His heart became still more open to works of mercy and love, and he gathered rich experiences which were afterward utilized in his work.
Fliedner had now attained a certain reputation of his own as a friend to prisoners and outcasts. It was not surprising, therefore, that a poor female convict, discharged from the prison at Werden, should have taken the weary six miles’ walk to Kaiserswerth September 17, 1833, to ask the good pastor for help. There stood in the parsonage garden a little summer-house twelve feet square, with an attic. This was offered to the convict Minna as062/58 a temporary refuge, and she became the first inmate of the Kaiserswerth institutions. She had arrived at an opportune moment. In the previous spring Count Spee, the President of the Prison Society, had urged the founding of two institutions, one Lutheran and one Catholic, to receive discharged female convicts. Fliedner, who had seen such refuges in England, declared himself ready for the plan, and tried to induce the pastors of the larger and wealthier communities in the neighborhood to locate the Protestant asylum in some one of these cities. No one responded to his appeal. His wife, whose courage was often greater than his own, urged him to make a beginning in the little village where he lived, unpromising as the conditions seemed, and after a little hesitation, seeing no one was ready to assume any responsibility in a matter that he took so deeply to heart, the good pastor decided to follow her advice. The old parsonage was for rent, and he secured it on low terms.
Frau Fliedner had a friend of her school-days and early youth, now a woman of experience and ability. She sent for her to come and visit them to see if she would become the superintendent of the refuge, but shortly after her arrival she was taken sick, and her friends sent letters of expostulation063/59 urging her to return. Just now, when affairs were in rather an untoward state, appeared the first inmate. Let Fliedner tell the story:
“We at first gave her lodging in my summer-house, and the necessity of attending to her did more good to the poor, distressed superintendent than all her quinine and mixtures. Countess Spee, the wife of our president, had prophesied that our inmates would never remain with us a month, they would certainly run away. So when the first month was over I marched over to Heltorf and triumphantly announced, ‘Minna is yet there.’ Minna was followed by another, and the garden-house became too small.”
Finally Fliedner obtained possession of the house he had hired, after some delay on the part of the former tenants, and the asylum was opened. The number of inmates increased, and Fräulein Göbel soon had more than she could manage. She must have an assistant. The need of trained Christian workers, who could care for these poor women, grew daily more apparent.
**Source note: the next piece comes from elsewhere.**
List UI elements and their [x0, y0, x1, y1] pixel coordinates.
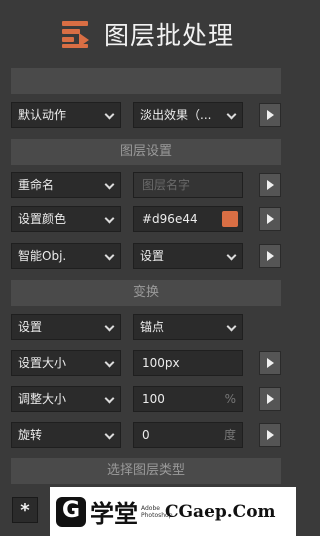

Fliedner’s thoughts constantly dwelt on the subject; they gave him no rest. He had discovered with joyful surprise in 1827 the traces of the apostolic deaconesses among the Mennonites, and two years later he wrote:
“Does not the experience of this our sister Church, do not the women societies in our last war, does not the holy activity of an Elizabeth Fry and her helpers in England, and the women’s associations of Russia and Prussia formed after their model to care for the bodies and souls of women prisoners—do all these not show what great power God-fearing, pious women possess for the up-building of Christ’s kingdom as soon as they have opportunity to develop it?”[5]
His practical experience with the work he had in hand brought him to the same conclusion; namely, that there must be training-schools where Christian women, especially set apart for such service, could have instruction and practice in the duties they had undertaken. As a consequence there were drawn up in May, 1836, and signed by Fliedner and a few friends, the statutes of the Rhenish-Westphalian Deaconess Society.
Fliedner had now reached the work that was henceforth to be his life mission; that is, the restoration of deaconesses to the Christian Church of the nineteenth century.